Sur le bien-fondé de l’imposition :
En ce qui concerne la taxe sur la valeur ajoutée :
2. Aux termes du 1 du I de l’article 271 du code général des impôts : « La taxe sur la valeur ajoutée qui a grevé les éléments du prix d’une opération imposable est déductible de la taxe sur la valeur ajoutée applicable à cette opération. ». Aux termes du 1 de l’article 273 du même code : « 1. Des décrets en Conseil d’Etat déterminent les conditions d’application de l’article 271. / Ils fixent notamment : / (…) – les modalités suivant lesquelles la déduction de la taxe ayant grevé les biens ou services qui ne sont pas utilisés exclusivement pour la réalisation d’opérations imposables doit être limitée ou réduite ». Aux termes de l’article 205 de l’annexe II à ce code : « La taxe sur la valeur ajoutée grevant un bien ou un service qu’un assujetti à cette taxe acquiert, importe ou se livre à lui-même est déductible à proportion de son coefficient de déduction. ». Aux termes de l’article 206 de la même annexe : « I. Le coefficient de déduction mentionné à l’article 205 est égal au produit des coefficients d’assujettissement, de taxation et d’admission. (…) / III.-1. Le coefficient de taxation d’un bien ou d’un service est égal à l’unité lorsque les opérations imposables auxquelles il est utilisé ouvrent droit à déduction. (…) / 3. Lorsque le bien ou le service est utilisé concurremment pour la réalisation d’opérations imposables ouvrant droit à déduction et d’opérations imposables n’ouvrant pas droit à déduction, le coefficient de taxation est calculé selon les modalités suivantes : / 1° Ce coefficient est égal au rapport entre : / a. Au numérateur, le montant total annuel du chiffre d’affaires afférent aux opérations ouvrant droit à déduction, y compris les subventions directement liées au prix de ces opérations ; / b. Et, au dénominateur, le montant total annuel du chiffre d’affaires afférent aux opérations imposables, y compris les subventions directement liées au prix de ces opérations. / Les sommes mentionnées aux deux termes de ce rapport s’entendent tous frais et taxes compris, à l’exclusion de la taxe sur la valeur ajoutée ; (…) ».

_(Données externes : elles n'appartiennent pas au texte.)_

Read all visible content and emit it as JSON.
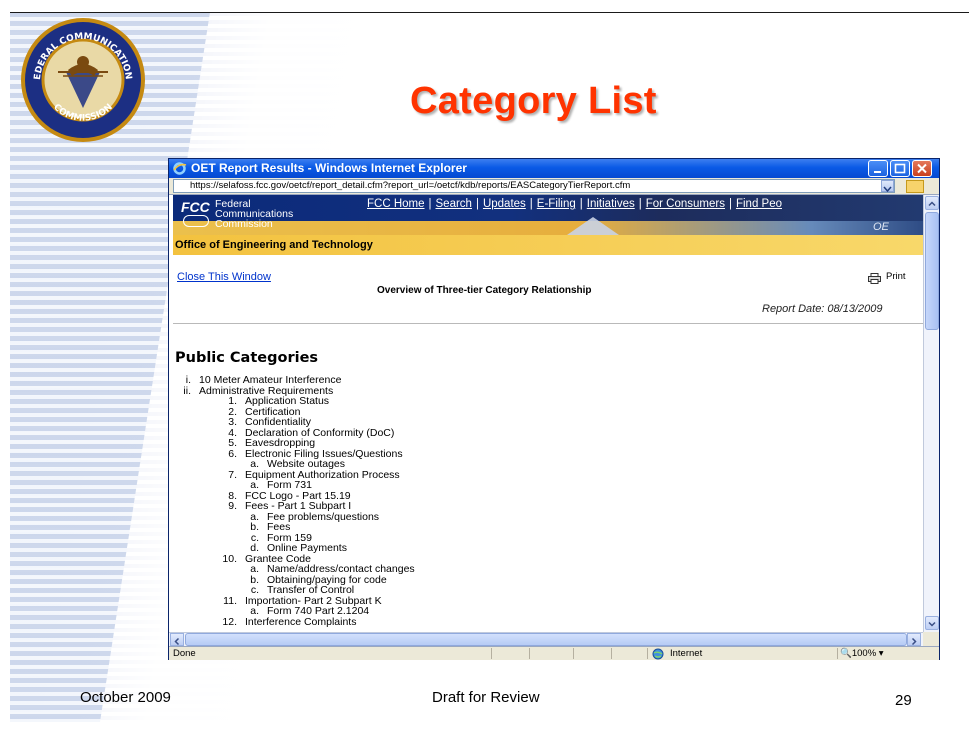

3. En premier lieu, Il résulte des dispositions citées au point 2 ci-dessus, qui ont été adoptées pour la transposition en droit interne des articles 1er, 168 et 173 de la directive 2006/112/CE du 28 novembre 2006 relative au système commun de taxe sur la valeur ajoutée, lesquels ont été interprétées notamment par l’arrêt C-153/17 de la Cour de justice de l’Union européenne du 18 octobre 2018, Commissioners for Her Majesty’s Revenue and Customs c/ Volkswagen Financial Services (UK) Ltd, que lorsque les dépenses effectuées pour acquérir des biens ou des services font partie des frais généraux liés à l’ensemble de l’activité économique de l’assujetti, ce dernier bénéficie d’un droit à déduction de la taxe sur la valeur ajoutée dont l’étendue varie selon l’usage auquel les biens et les services en cause sont destinés. Lorsque les biens ou services sont utilisés concurremment pour la réalisation d’opérations taxées et pour la réalisation d’opérations exonérées, la déductibilité n’est que partielle, y compris dans l’hypothèse particulière où l’assujetti est tenu de répercuter l’intégralité du coût de ces dépenses dans le prix de ses seules opérations taxées.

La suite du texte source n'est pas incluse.